According to Felix, for a group programme to work, each plan sponsor must adopt its own self-funded plan. Each of the plan sponsors must then acquire a medical stop-loss policy before finally participating in a captive insurance company to facilitate the acquisition of the stop-loss insurance.

Once in place, a group captive will then share the risk of loss for large claims that no single member could afford on its own, and also leverage group economies of scale to purchase higher levels of stop-loss insurance.

Felix added that a group captive can facilitate self funding by funding the layers in between the employer claim fund/self-insured retention and the stop-loss insurance excess.

“In that group captive where you’ve built up some scale, say 2000, 3000 or more employees. Claimers between 25,000 and 250,000 become a lot more predictable and capable of being self-funded in a way that no single employer could do on its own. And so the captive is the funding mechanism that allows smaller employers to self-fund. That is the key to these programmes.”

Finally, from an employer’s perspective, Felix explained the cash flow benefits of the scheme. Essentially, what employers don’t spend, they keep.

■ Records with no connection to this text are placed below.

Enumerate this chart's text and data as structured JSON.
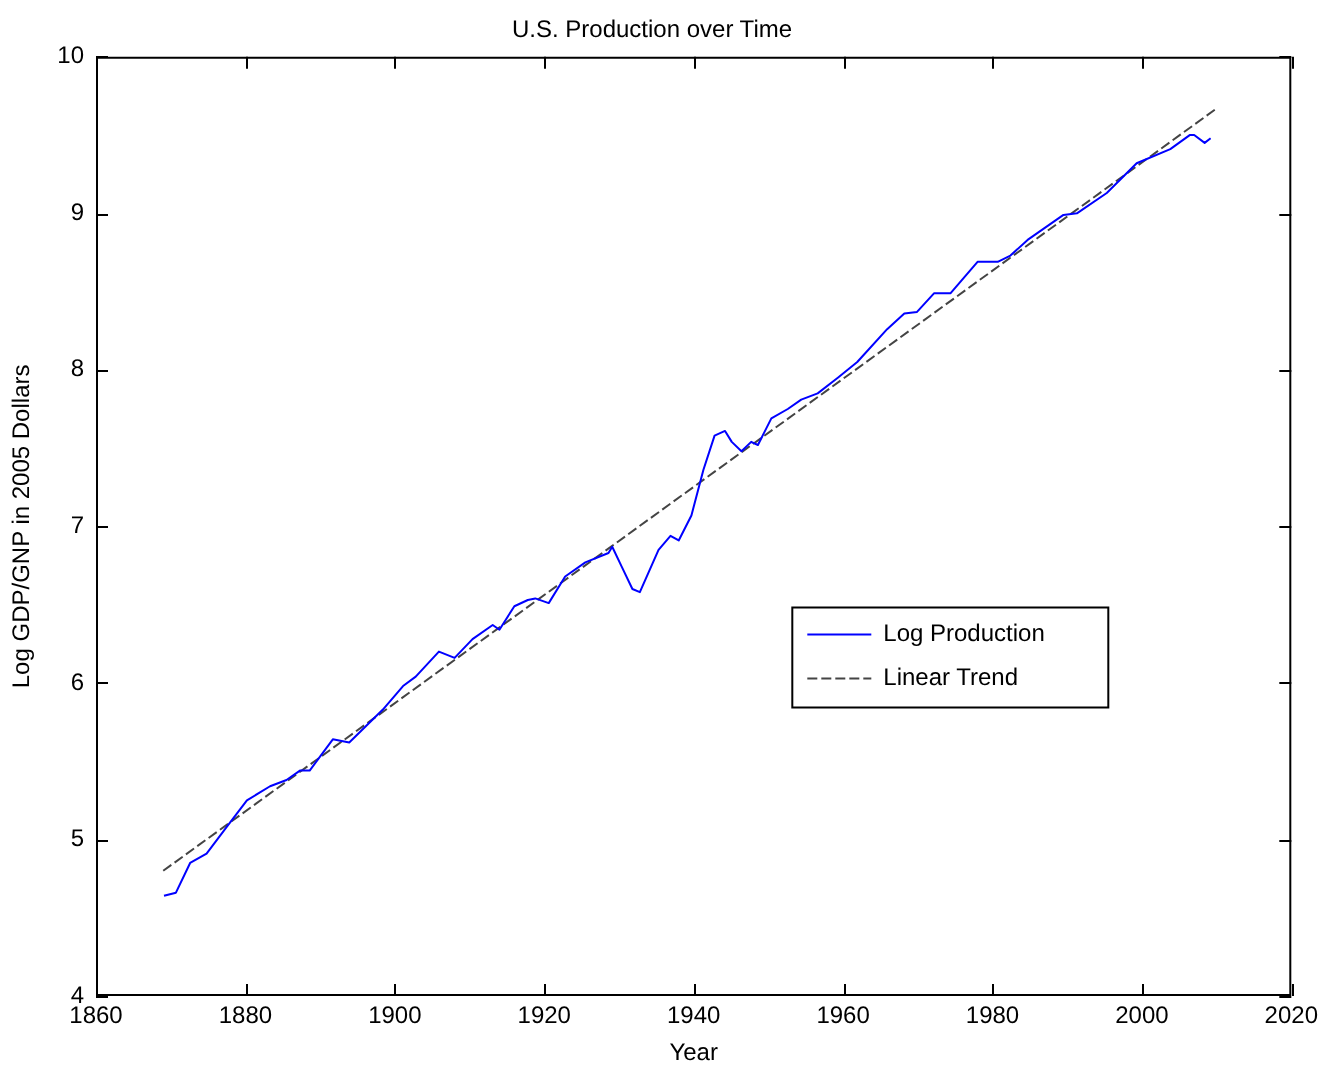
{
  "chart_data": {
    "type": "line",
    "title": "U.S. Production over Time",
    "xlabel": "Year",
    "ylabel": "Log GDP/GNP in 2005 Dollars",
    "xlim": [
      1860,
      2020
    ],
    "xticks": [
      1860,
      1880,
      1900,
      1920,
      1940,
      1960,
      1980,
      2000,
      2020
    ],
    "ylim": [
      4,
      10
    ],
    "yticks": [
      4,
      5,
      6,
      7,
      8,
      9,
      10
    ],
    "grid": false,
    "legend": "right",
    "marker": "none",
    "series": [
      {
        "name": "Log Production",
        "color": "#0000ff",
        "line_style": "solid",
        "x": [
          1869.1,
          1870.7,
          1872.6,
          1874.8,
          1877.5,
          1880.2,
          1883.3,
          1885.5,
          1887.3,
          1888.6,
          1891.7,
          1893.9,
          1898.4,
          1901.1,
          1902.8,
          1905.9,
          1908,
          1910.4,
          1913.1,
          1914,
          1916,
          1917.8,
          1918.8,
          1920.6,
          1922.8,
          1925.5,
          1928.6,
          1929.1,
          1930.4,
          1931.8,
          1932.8,
          1935.3,
          1936.9,
          1938,
          1939.7,
          1941.3,
          1942.8,
          1944.2,
          1945.1,
          1946.4,
          1947.7,
          1948.6,
          1950.4,
          1952.6,
          1954.4,
          1956.6,
          1959.3,
          1961.9,
          1965.9,
          1968.2,
          1969.9,
          1972.2,
          1974.4,
          1978,
          1980.7,
          1982.4,
          1984.7,
          1989.5,
          1991.3,
          1995.3,
          1999.3,
          2003.8,
          2006.4,
          2007,
          2008.4,
          2009.2
        ],
        "values": [
          4.64,
          4.66,
          4.85,
          4.91,
          5.08,
          5.25,
          5.34,
          5.38,
          5.44,
          5.44,
          5.64,
          5.62,
          5.83,
          5.98,
          6.04,
          6.2,
          6.16,
          6.28,
          6.37,
          6.34,
          6.49,
          6.53,
          6.54,
          6.51,
          6.68,
          6.77,
          6.83,
          6.87,
          6.74,
          6.6,
          6.58,
          6.85,
          6.94,
          6.91,
          7.07,
          7.36,
          7.58,
          7.61,
          7.54,
          7.48,
          7.54,
          7.52,
          7.69,
          7.75,
          7.81,
          7.85,
          7.95,
          8.05,
          8.26,
          8.36,
          8.37,
          8.49,
          8.49,
          8.69,
          8.69,
          8.73,
          8.83,
          8.99,
          9,
          9.13,
          9.32,
          9.41,
          9.5,
          9.5,
          9.45,
          9.48
        ]
      },
      {
        "name": "Linear Trend",
        "color": "#444444",
        "line_style": "dashed",
        "x": [
          1869,
          2010
        ],
        "values": [
          4.8,
          9.67
        ]
      }
    ]
  }
}
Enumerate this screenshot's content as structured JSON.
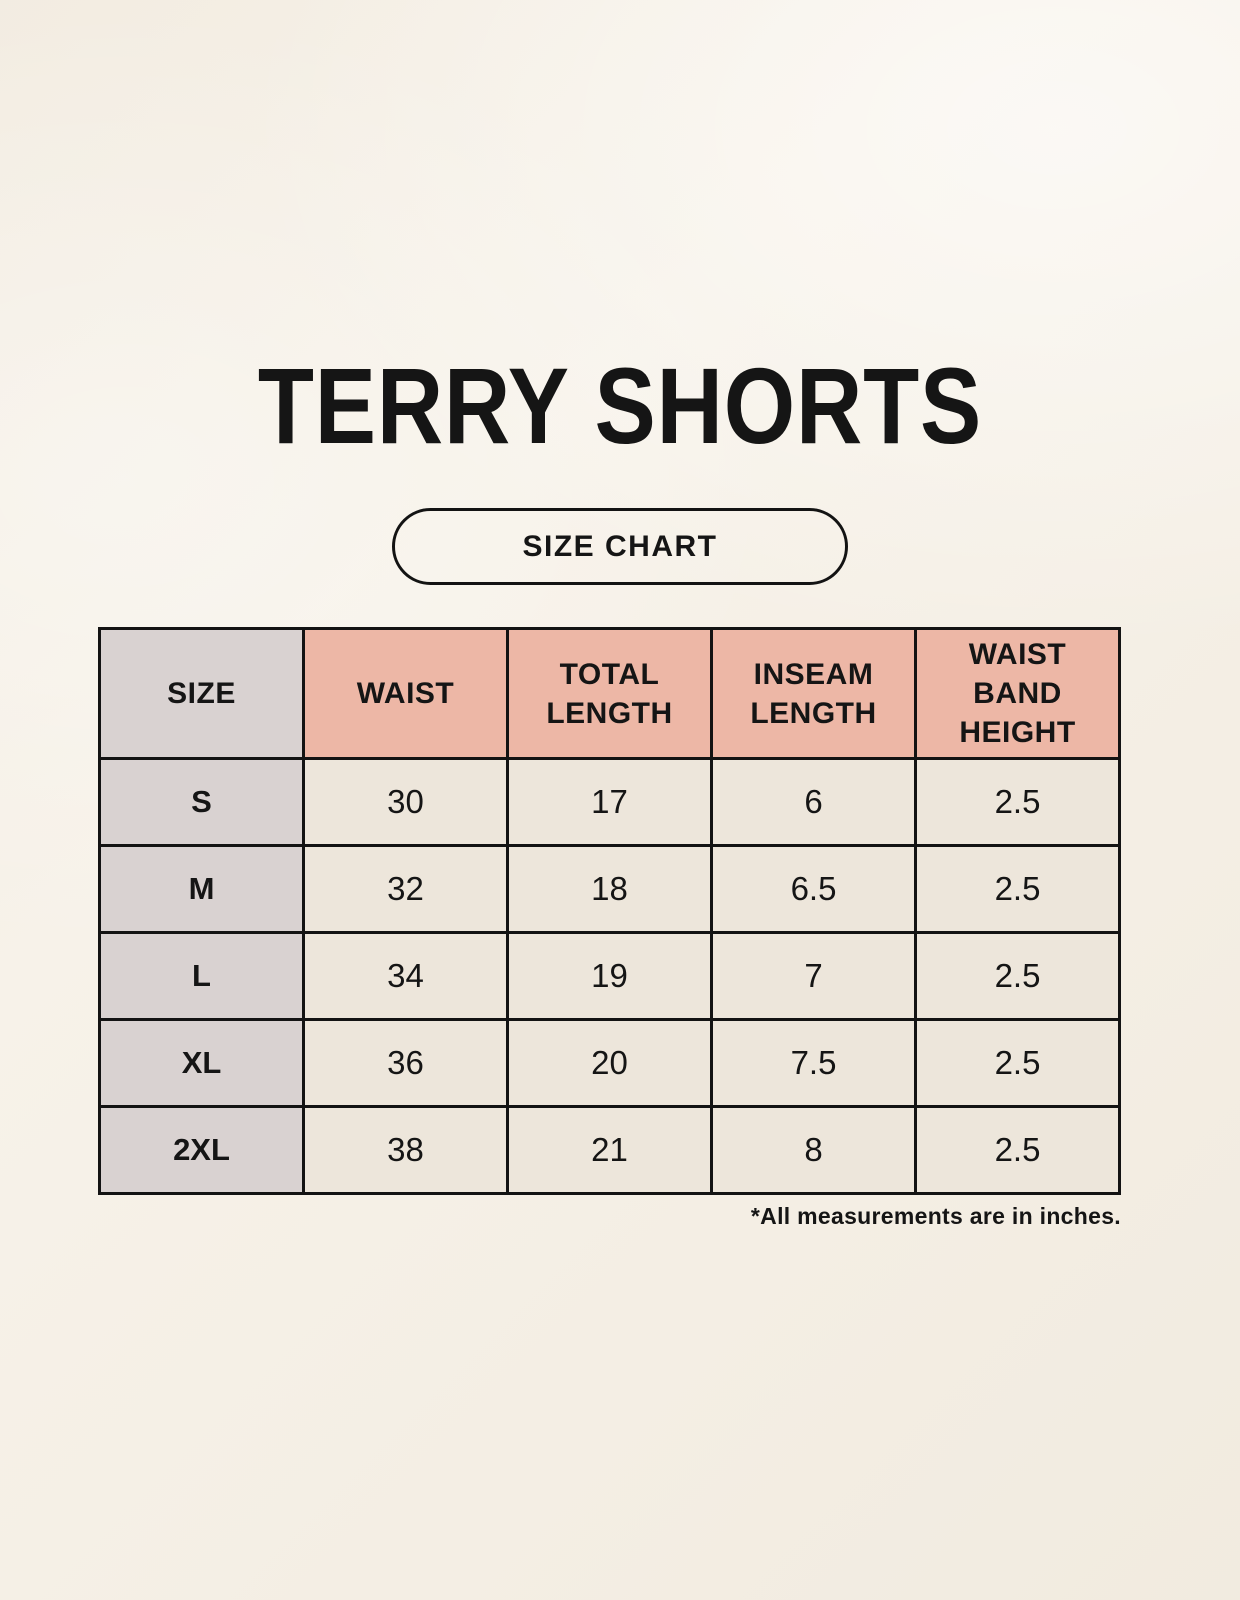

He also highlighted the ongoing cash reduction associated with a self funded programme and the control that employer’s hold over medical administration, transparency and costs.

Looking to the future for regulation of stop-loss in the US, Provost said that only three states, including Vermont, have currently adopted the Stop-Loss Insurance Model Act. Thirty-seven states have taken no action at all and 16 states have taken some form of related activity, but they have so far not adopted the model in a uniform and substantially similar manner.

But for Provost the “primary concern is being careful with small employer groups getting involved in captives and stop-loss and perhaps getting in a little over their heads.”